As far as music, let’s all agree to try to expand our concepts. It's worth a few minutes a day, and may give us a little more understanding of ourselves and of the world.

Let’s discuss for a moment, you as a music student, or as a music teacher. After all, we are teachers and students all the time and with every action we take.

As a teacher, are you solely the product of your teacher?  Are you passing on to your students only what your teacher taught you or adding concepts that you have learned through your own experiences?

As a student, are you playing on a mouthpiece, instrument, or reed that your teacher told you to use, even though it makes you uncomfortable? Does your teacher give you rigid concepts, or allow you to develop your own concepts, along with him/her. As a student, do you follow your teacher strictly, or do you use your own ideas to help develop your concept, and discuss these ideas with your teacher.

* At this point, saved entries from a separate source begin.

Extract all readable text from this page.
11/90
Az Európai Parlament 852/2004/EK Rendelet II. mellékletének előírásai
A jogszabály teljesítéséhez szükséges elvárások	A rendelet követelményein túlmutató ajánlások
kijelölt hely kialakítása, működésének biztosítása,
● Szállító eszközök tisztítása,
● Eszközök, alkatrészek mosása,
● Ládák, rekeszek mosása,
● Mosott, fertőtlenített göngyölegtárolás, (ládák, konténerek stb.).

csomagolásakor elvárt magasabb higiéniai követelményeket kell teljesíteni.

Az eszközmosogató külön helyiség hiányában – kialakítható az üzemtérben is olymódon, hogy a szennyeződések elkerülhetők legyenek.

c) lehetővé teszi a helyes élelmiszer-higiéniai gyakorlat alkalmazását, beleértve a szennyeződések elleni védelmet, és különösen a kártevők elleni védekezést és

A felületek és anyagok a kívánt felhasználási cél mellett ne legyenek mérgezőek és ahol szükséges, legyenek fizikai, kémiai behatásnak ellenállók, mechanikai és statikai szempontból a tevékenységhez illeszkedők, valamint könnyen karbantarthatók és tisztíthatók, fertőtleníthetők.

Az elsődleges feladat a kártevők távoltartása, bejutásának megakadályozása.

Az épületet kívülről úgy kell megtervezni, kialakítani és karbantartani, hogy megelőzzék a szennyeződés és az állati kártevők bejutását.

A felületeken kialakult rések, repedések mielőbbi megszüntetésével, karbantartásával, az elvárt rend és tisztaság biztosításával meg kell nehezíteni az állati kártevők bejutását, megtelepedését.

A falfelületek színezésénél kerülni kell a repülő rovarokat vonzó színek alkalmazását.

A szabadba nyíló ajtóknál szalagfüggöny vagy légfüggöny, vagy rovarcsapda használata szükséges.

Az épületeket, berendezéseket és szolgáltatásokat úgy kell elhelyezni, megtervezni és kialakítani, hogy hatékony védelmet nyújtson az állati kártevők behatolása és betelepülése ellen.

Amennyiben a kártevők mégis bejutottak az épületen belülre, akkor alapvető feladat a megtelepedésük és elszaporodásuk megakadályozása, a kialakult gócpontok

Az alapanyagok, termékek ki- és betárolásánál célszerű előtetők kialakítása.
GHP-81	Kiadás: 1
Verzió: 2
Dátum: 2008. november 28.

Your musical concept comes from listening, practicing, maturing, having a good instrument, reflection, environment, and many other factors. If one listens to only Dixieland music and practices only Dixieland music they become a Dixieland musician. So what happens if someone practices, Dixieland, Classical and Ethnic music?

We become what we do on a daily basis.

I was a dedicated student well into my early 30’s, and at one point, went to a new teacher who said to me, “you seem to have the same problems as I do, so why don’t you just take some political lessons from all the leading teachers around, and see if they can get you some work.” That most likely, was the best lesson I ever had, despite many years of great private instructors. I'd had a student’s concept!

He "fired" me as a student at a time when I would have only been a student for the rest of my life. He made me responsible for learning on my own and to base my studies on what I heard. Everyone I heard or came in contact with, became my teacher in some way.

Talk amongst your friends with your ideas on how to improve the concept of music in our schools, in our homes, and for ourselves. We might become better people because of it.